Heidemarie Stefanyshyn-Piper left the welcome-home ceremony at the hangar at Ellington Field but was not taken to a hospital. Officials said she was doing fine.
Stefanyshyn-Piper, the fifth of the six astronauts to speak, appeared to be confused before her legs buckled during her address. NASA officials and crew members braced her and lowered her to the ground. She stood up again, and the crowd applauded.
"Boy, if that's not a little embarrassing," she said.
After speaking for another half-minute or so, she again appeared confused and gripped the podium. Crew members stepped to her side and lowered her to the floor.

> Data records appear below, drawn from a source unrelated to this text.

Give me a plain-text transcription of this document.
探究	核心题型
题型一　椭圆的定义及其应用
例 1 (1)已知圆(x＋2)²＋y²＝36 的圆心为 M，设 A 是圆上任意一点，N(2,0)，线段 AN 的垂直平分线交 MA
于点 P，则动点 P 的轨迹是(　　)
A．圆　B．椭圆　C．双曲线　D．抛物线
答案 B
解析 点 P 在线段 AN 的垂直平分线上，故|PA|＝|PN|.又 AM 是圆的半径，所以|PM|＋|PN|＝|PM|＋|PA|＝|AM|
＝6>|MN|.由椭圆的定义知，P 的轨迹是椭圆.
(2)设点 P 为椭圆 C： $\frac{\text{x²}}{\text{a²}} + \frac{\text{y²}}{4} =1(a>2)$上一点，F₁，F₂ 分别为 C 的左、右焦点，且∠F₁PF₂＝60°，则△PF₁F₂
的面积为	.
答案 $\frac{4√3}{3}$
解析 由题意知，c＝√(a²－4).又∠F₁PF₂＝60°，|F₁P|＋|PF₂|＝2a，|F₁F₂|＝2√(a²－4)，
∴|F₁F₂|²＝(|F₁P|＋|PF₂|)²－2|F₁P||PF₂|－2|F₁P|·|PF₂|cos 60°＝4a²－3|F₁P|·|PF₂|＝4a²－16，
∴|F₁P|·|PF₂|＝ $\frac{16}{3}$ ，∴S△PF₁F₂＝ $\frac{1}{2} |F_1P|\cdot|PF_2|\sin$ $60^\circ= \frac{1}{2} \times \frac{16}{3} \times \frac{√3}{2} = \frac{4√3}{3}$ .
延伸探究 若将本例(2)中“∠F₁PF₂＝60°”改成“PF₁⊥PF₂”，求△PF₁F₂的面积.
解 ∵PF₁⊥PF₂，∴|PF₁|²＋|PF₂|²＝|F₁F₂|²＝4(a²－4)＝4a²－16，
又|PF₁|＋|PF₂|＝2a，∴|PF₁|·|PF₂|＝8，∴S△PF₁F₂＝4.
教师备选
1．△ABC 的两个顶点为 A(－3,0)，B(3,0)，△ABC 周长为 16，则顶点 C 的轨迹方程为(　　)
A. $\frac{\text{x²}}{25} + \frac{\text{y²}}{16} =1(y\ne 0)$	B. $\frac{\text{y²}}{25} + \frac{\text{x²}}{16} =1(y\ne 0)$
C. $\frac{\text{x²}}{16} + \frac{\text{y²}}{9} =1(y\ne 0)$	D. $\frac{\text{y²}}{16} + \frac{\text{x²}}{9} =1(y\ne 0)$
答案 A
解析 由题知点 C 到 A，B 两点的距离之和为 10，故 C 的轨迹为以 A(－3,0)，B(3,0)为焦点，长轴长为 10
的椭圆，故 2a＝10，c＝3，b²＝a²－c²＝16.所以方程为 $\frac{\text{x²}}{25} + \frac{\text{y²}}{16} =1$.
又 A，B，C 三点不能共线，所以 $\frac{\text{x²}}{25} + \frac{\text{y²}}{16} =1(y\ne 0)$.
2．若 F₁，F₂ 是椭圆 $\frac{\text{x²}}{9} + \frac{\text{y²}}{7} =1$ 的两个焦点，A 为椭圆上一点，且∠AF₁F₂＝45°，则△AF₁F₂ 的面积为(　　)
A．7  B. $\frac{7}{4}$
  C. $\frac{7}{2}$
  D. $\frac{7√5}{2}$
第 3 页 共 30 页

Two NASA officials then helped her leave through a side door, and she was allowed to return home by early afternoon, said Smith Johnston, the crew's flight surgeon, who was at Piper's side when she fell.
Astronauts typically lose 10 percent to 14 percent of their blood volume while in space, usually regaining it in a day or two, Johnston said.
"It's like they just went to the blood bank," he said.
Glenn Piper, who was at the ceremony, blamed his wife's fall on the combination of effects from her recent return, a relatively warm hangar and the excitement of the ceremony.
"She's doing 100 percent well," he said by phone from home later in the day. "Basically, she's embarrassed."
The Atlantis crew returned Thursday after performing the first construction work on the international space station since the Columbia disaster 3 1/2 years ago.
They performed three grueling spacewalks to hook up a 17 1/2-ton addition, which included a giant set of electricity-producing solar panels.
Piper, 43, of St. Paul, Minn., is a commander in the Navy and was a mission specialist and cosmic electrician aboard the shuttle. She carried out two of the spacewalks, joining an elite club of only six other U.S. women and a single Russian woman who have made spacewalks.